In July 2020, researchers from the Duke University Human Vaccine Institute, Los Alamos National Laboratory, La Jolla Institute of Immunology, the University of Washington, Harvard University, and the University of Sheffield, UK, found that the SARS-CoV-2 spike protein (S protein) mutation D614G improved the ability of this virus to infect human cells and helped it become the dominant strain spreading in the world today (Cell, 2020, Fig. doi:10.1016/j.cell .2020.06.043). This SARS-CoV-2 carrying the D614G mutation (Hereafter referred to as D614G variant, or D614G virus variant) rapidly becomes the dominant strain shortly after its first appearance. However, the impact of this mutation on virus transmission and vaccine efficacy remains to be determined.
In September 2020, researchers from the University of Massachusetts Medical School, Harvard University, Thermo Fisher Scientific, and Regeneron Pharmaceuticals in the United States found that the D614G variant was more infectious than its ancestral virus on human pneumocytes, colonocytes, and cells that were allowed to be infected by this virus by ectopic expression of human ACE2 or ACE2 homologs from various mammals (including Chinese chrysanthemum and Malayan pangolin) (Cell, 2020, Fig. doi:10.1016/j.cell .2020.09.032). Evaluation of the S protein trimer by cryo-electron microscopy showed that D614G disrupts the contact between the protomer of the S protein and shifts the conformation of the S protein to a state that is able to bind ACE2, which is thought to be a pathway for the fusion of viral particles with target cell membranes. Consistent with this more open conformation, the neutralizing potency of antibodies targeting the receptor binding domain (RBD) of the S protein was not diminished.
Today, in a new study, researchers from the University of Texas in the United States genetically engineered the SARS-CoV-2 strain USA-WA1/2020 to carry the D614G mutation and described its effects. They found that D614G enhanced replication in human lung epithelial cells and primary human airway tissue by increasing the infectivity of this strain. The relevant findings were recently published in Nature, and the paper was entitled "Spike mutation D614G alters SARS-CoV-2 fitness".

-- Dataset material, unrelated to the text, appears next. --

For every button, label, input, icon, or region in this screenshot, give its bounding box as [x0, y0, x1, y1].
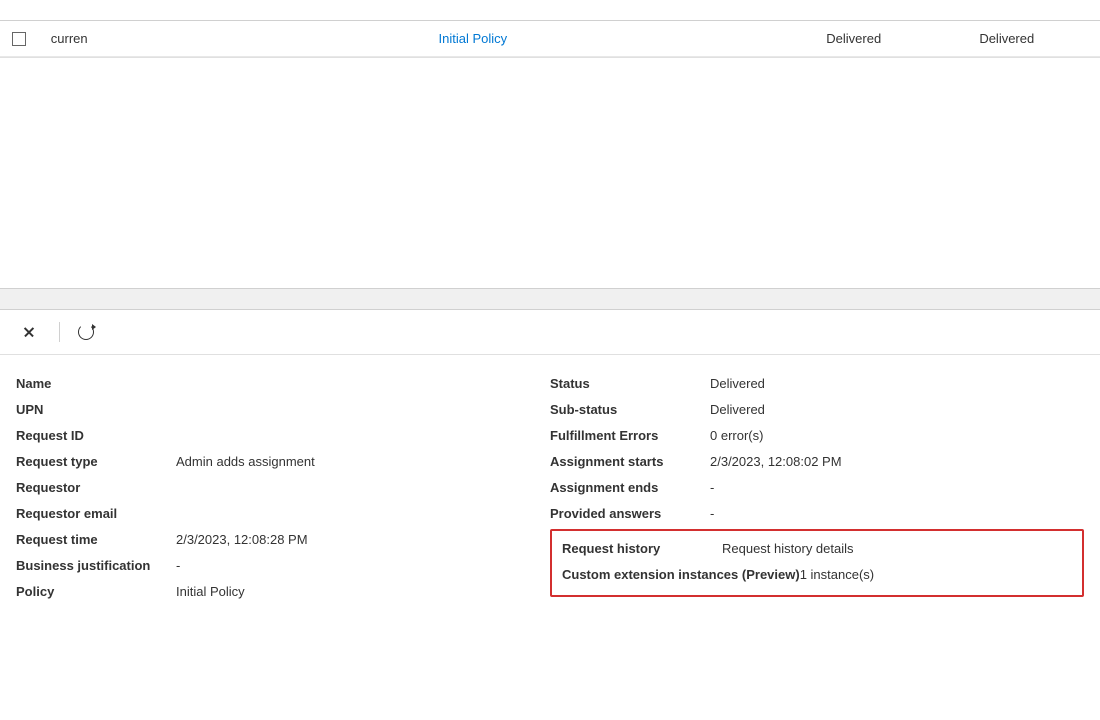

Hamsters infected with the G614 variant produce higher infectious virus in nasal washes and trachea rather than in the lungs, which confirms previous clinical evidence that the D614G mutation increases viral load in the upper respiratory tract of COVID-19 patients and may increase transmission.
Sera from hamsters infected with the D614 variant neutralized G614 variants modestly more than D614 variants, suggesting that (i) this mutation may not diminish the ability of the vaccine to protect against COVID-19 in clinical trials and (ii) therapeutic antibody testing should be performed against transmitted G614 variants. Combined with clinical findings, this study highlights the importance of this mutation in virus transmission, vaccine efficacy, and antibody therapy.